Umfassende präklinische Sicherheitsbewertung von Antikörper-Wirkstoff-Konjugaten (ADCs) bei nichtmenschlichen Primaten

Die Durchführung präklinischer Sicherheitsbewertungen für ADCs erfordert die Einhaltung der Standards der Guten Laborpraxis (GLP), mit Ausnahme einiger explorativer Studien in frühen Entwicklungsphasen, die bei Bedarf unter Nicht-GLP-Bedingungen durchgeführt werden können, wobei die Auswirkungen auf die Datenqualität klar angegeben sind.

 

Shanghai Prisys Biotech Co., Ltd.ist auf die präklinische und translationale Bewertung neuer Arzneimitteltechnologien spezialisiert und konzentriert sich aufKrankheitsmodelle für nichtmenschliche Primaten (NHP).und proprietäre Techniken, die an internationalen pharmazeutischen Standards ausgerichtet sind.
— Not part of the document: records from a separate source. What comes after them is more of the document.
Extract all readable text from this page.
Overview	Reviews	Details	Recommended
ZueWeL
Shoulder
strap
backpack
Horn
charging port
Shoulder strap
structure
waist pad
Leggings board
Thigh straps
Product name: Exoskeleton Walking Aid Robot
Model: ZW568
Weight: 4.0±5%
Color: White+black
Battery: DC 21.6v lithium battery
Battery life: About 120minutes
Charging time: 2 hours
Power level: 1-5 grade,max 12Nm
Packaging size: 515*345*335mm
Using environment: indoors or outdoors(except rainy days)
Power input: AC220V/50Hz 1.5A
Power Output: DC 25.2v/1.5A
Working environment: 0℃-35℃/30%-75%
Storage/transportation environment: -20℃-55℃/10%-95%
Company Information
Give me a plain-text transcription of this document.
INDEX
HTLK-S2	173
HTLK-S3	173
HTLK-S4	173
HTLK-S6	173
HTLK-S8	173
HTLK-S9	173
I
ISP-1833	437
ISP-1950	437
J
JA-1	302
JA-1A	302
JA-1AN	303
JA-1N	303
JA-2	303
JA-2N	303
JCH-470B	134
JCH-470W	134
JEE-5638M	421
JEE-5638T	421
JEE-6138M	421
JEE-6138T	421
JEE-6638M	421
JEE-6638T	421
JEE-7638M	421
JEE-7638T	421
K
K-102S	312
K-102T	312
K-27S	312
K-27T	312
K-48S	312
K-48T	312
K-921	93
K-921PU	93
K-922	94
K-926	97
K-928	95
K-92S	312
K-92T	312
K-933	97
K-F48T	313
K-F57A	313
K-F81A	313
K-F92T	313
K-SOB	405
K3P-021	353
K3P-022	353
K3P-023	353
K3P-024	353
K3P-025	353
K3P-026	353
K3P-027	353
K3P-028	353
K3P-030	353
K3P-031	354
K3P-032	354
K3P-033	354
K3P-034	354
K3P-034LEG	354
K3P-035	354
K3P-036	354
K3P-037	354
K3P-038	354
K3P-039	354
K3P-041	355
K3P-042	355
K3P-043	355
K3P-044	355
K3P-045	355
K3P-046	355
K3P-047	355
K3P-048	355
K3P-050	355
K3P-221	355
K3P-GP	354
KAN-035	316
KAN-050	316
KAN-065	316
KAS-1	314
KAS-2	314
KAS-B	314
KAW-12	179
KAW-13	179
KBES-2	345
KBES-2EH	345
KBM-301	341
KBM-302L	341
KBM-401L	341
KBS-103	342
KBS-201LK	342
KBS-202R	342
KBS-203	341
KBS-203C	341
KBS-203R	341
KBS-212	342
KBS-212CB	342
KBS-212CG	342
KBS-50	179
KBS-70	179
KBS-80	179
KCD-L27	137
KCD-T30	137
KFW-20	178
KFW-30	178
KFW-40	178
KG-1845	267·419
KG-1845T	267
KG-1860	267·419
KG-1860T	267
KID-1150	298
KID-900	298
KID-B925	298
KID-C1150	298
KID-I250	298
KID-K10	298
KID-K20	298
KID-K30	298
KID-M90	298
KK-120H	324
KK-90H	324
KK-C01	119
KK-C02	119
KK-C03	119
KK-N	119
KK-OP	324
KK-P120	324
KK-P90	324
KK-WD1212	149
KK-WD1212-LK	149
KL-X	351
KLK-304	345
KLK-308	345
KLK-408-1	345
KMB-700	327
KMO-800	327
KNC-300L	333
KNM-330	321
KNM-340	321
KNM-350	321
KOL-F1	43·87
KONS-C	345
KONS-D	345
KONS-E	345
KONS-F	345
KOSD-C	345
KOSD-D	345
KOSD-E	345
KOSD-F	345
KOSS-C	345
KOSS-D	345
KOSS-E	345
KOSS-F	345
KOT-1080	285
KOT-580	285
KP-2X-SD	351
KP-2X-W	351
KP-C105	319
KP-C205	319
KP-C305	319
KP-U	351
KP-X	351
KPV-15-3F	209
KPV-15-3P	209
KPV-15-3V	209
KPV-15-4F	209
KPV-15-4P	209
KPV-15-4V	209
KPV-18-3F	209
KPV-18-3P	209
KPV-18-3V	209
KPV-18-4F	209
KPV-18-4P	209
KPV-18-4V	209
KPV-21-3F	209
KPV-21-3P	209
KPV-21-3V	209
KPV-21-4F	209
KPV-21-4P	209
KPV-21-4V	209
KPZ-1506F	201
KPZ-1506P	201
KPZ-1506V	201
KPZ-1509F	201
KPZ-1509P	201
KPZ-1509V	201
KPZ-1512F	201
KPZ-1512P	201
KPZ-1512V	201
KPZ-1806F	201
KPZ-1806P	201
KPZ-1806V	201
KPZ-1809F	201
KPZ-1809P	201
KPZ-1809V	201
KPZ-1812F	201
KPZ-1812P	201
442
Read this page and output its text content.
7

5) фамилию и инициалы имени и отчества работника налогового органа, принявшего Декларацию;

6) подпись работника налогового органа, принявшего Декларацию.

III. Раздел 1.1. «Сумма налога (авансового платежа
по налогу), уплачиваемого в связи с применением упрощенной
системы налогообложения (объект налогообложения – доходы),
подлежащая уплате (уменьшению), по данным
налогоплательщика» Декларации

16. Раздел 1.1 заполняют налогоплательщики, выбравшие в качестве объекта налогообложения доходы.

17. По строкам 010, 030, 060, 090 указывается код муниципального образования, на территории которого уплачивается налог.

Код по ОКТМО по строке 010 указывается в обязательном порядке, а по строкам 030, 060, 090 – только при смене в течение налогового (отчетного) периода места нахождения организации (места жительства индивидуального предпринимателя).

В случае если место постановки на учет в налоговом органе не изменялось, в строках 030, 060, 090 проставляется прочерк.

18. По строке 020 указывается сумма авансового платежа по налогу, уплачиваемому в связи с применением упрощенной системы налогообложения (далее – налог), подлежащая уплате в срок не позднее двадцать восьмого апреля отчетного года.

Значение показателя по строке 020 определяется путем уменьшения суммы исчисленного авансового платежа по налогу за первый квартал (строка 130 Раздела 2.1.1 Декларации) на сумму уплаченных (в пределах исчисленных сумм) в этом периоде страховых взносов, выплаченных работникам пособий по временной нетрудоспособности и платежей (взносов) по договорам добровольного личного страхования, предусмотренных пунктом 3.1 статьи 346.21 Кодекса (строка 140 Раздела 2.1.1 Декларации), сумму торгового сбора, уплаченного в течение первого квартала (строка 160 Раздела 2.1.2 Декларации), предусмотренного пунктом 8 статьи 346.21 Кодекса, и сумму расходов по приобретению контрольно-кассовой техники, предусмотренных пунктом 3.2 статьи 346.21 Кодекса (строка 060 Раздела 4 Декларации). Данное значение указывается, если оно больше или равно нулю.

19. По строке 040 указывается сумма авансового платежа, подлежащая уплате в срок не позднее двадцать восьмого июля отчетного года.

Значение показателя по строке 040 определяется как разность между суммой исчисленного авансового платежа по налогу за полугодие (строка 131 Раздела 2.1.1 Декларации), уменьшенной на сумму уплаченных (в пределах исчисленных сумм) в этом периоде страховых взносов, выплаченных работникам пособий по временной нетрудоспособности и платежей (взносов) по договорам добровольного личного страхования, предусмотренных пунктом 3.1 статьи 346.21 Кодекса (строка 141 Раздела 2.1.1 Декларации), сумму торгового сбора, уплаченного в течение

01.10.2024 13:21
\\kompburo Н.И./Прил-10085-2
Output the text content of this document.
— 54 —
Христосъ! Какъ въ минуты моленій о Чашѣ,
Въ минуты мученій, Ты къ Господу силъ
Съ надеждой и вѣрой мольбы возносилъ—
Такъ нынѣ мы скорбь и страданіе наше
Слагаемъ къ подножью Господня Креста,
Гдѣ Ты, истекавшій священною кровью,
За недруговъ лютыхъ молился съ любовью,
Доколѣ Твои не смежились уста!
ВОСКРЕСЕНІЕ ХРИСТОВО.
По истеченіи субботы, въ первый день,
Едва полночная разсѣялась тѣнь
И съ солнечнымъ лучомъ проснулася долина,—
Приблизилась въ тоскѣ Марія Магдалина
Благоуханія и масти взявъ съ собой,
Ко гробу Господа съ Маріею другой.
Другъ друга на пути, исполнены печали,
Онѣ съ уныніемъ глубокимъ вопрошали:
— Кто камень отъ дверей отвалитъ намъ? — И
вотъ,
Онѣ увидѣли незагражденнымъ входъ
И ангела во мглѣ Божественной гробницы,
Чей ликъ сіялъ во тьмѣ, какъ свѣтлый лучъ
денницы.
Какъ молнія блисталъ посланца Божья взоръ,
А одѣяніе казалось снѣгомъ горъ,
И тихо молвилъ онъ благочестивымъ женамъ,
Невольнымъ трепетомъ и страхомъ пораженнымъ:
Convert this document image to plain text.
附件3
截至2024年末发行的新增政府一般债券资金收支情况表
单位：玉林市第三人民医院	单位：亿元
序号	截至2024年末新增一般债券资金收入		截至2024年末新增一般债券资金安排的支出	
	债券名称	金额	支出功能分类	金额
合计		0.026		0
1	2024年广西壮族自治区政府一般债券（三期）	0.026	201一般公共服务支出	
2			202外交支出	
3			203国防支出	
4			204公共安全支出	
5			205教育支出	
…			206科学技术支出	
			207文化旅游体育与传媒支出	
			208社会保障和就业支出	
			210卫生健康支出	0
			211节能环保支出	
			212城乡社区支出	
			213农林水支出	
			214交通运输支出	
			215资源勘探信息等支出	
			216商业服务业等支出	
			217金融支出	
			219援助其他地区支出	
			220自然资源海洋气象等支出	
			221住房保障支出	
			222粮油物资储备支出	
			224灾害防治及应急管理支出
Prisys Biotech beliefert globale Pharmaunternehmen, biopharmazeutische Unternehmen, Forschungsinstitute, Anbieter klinischer Technologie sowie Forschungs- und Entwicklungsorganisationen und bietet robuste Lösungen für die klinische Anwendung und translationale Weiterentwicklung neuartiger Therapien. Das Unternehmen nutzt eine einzigartige Plattform, die NHP-Modellen für schwere menschliche Krankheiten gewidmet ist, mit dem Ziel, die Arzneimittelforschung im Frühstadium mit klinischen Anwendungen im industriellen Maßstab zu verbinden.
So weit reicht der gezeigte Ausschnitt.